Rounds of layoffs and more frequent changes of CEOs have become a noticeable trend in the unicorn community. Capital-intensive startups are likely to be the most vulnerable when funding dries up.
Uber Technologies Inc. may be a bellwether. It is valued at $62.5 billion, claims to be profitable by some measures in the U.S., but continues to burn cash attempting to capture other markets. If Uber were to change its behavior, the shockwaves would be huge.
And today, the WSJ has a follow up on the topic – the ping-pong table indicator.
As the WSJ notes:
The table-tennis indicator is a peek into Silicon Valley culture, in which the right to play ping pong on the job is sacrosanct.

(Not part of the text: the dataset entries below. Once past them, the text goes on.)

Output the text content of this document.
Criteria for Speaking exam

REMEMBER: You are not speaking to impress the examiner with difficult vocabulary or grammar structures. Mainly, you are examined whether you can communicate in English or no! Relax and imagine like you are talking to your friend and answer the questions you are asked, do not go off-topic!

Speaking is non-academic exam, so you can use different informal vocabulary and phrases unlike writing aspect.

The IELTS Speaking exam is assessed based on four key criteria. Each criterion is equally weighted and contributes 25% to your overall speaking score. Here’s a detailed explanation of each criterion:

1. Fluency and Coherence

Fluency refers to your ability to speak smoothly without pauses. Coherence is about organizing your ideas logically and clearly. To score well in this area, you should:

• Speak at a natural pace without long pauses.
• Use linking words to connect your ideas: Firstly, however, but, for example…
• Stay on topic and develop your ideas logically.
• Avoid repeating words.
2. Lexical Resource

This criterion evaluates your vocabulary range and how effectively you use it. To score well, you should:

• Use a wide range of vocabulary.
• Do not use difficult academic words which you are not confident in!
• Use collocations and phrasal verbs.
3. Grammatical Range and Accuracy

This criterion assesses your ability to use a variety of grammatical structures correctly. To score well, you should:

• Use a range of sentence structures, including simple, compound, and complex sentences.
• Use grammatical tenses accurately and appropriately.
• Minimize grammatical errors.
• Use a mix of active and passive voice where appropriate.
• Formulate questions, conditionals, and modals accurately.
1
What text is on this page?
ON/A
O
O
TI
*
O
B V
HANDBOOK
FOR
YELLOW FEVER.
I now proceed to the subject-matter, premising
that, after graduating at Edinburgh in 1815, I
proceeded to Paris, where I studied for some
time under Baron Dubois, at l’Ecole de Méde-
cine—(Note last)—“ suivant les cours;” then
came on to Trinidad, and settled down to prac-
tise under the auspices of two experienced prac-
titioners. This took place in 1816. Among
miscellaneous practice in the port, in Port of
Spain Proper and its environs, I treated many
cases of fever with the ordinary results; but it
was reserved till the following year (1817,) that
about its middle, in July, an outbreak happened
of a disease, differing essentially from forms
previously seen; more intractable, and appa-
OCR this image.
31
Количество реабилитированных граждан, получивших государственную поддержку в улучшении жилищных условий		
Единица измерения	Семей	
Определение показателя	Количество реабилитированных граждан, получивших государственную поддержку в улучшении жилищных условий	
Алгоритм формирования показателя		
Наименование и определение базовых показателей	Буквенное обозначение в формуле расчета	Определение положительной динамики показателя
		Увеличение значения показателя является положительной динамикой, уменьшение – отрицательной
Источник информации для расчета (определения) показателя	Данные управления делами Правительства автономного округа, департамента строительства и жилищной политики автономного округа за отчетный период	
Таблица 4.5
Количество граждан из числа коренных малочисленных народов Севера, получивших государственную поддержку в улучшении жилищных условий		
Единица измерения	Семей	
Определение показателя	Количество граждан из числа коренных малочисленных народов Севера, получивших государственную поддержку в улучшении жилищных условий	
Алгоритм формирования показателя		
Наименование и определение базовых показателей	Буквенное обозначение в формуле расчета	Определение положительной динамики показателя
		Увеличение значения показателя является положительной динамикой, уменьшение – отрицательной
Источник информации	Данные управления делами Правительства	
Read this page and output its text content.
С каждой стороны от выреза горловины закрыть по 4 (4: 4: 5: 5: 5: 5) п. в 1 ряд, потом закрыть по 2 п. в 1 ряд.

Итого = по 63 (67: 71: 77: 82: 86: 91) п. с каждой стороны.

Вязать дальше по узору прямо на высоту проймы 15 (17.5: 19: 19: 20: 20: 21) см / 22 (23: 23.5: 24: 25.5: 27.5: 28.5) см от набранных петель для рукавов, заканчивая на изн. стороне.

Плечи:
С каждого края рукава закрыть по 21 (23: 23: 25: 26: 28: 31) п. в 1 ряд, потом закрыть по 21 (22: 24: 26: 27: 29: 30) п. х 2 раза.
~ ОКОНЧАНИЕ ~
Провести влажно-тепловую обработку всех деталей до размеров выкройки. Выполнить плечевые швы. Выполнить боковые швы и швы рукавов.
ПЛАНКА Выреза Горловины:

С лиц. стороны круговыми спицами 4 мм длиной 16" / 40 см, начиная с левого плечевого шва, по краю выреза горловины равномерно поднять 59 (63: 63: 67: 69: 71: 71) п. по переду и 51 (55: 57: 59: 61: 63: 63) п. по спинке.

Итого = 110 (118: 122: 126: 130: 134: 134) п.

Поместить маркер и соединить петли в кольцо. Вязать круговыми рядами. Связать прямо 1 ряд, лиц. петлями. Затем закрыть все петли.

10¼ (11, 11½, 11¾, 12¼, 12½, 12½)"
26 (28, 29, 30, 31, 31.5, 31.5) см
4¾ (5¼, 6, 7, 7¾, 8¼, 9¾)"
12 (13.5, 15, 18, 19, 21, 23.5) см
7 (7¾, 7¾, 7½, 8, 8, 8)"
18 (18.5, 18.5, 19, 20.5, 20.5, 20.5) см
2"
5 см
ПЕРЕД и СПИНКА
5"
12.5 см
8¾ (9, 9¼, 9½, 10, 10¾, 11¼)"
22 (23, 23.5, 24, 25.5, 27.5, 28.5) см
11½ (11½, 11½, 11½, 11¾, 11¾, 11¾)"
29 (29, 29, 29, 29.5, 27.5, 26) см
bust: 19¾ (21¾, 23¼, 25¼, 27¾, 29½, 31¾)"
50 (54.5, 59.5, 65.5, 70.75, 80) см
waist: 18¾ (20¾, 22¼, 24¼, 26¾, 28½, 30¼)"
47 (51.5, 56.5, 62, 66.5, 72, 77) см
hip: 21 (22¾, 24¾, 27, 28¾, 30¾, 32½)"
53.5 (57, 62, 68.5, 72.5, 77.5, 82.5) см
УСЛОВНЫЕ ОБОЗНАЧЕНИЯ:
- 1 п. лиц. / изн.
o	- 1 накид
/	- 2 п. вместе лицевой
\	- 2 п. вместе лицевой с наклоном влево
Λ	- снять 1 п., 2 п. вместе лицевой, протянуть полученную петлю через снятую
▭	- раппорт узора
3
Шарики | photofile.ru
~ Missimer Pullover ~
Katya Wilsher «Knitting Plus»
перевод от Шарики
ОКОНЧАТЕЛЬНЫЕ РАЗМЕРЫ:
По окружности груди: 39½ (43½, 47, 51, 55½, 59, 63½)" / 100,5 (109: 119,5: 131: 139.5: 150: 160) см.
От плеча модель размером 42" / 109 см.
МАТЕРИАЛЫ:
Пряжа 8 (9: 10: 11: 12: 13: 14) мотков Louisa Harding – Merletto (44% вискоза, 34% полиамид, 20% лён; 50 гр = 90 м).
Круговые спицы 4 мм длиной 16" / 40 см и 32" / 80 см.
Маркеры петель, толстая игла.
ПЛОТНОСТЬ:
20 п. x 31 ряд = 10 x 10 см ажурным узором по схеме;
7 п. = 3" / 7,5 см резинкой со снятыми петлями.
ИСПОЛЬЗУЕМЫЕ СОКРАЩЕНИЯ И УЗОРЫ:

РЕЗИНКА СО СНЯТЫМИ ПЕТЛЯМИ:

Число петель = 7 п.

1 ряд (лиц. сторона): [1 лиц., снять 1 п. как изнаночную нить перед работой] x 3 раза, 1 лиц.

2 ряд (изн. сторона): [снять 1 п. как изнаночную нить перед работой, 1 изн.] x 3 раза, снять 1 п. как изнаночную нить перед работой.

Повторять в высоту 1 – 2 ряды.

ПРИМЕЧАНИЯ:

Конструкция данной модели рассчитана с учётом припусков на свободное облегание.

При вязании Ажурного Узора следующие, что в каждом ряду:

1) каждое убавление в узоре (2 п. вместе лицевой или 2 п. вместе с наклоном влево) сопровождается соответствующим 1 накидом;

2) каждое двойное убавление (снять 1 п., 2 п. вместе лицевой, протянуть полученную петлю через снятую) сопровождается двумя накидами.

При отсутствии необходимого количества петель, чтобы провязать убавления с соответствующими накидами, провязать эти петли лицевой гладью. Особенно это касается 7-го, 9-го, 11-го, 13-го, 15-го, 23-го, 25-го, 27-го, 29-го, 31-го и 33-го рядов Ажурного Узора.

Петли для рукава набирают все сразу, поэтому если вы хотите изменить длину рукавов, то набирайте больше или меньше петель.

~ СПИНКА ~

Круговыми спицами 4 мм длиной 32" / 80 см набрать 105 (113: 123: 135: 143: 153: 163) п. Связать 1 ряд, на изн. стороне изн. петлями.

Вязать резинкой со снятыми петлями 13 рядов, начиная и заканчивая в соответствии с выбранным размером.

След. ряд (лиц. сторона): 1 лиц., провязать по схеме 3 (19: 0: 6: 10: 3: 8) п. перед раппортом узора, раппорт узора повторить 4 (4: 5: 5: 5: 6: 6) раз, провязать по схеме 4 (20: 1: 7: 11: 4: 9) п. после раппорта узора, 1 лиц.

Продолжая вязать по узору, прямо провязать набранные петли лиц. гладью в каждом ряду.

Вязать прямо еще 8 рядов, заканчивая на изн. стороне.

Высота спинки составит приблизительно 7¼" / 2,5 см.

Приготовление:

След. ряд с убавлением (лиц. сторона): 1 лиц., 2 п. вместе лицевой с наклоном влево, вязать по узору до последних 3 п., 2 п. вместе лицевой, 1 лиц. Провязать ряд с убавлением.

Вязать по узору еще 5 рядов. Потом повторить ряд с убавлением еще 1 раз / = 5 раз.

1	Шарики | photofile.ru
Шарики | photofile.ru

“If you don’t have a ping-pong table, you’re not a tech company,” says Sunil Rajasekar,chief technology officer at Lithium Technologies, a San Francisco software startup.
So where are we now?
The WSJ continues:
“Last year, the first quarter was hot” for tables, says Mr. Ng, who thinks sales track the tech economy. Now “there’s a general slowdown.”
In the first quarter of 2016, his table sales to companies fell 50% from the prior quarter. In that period, U.S. startup funding dropped 25%, says Dow Jones VentureSource, which tracks venture financing.
So if the ping-ping table is any indicator we are in for trouble at least for some Unicorns.
Of course, if major media is calling a top (especially two days in a row) is that a sign that this is really a bottom? Only, time will tell.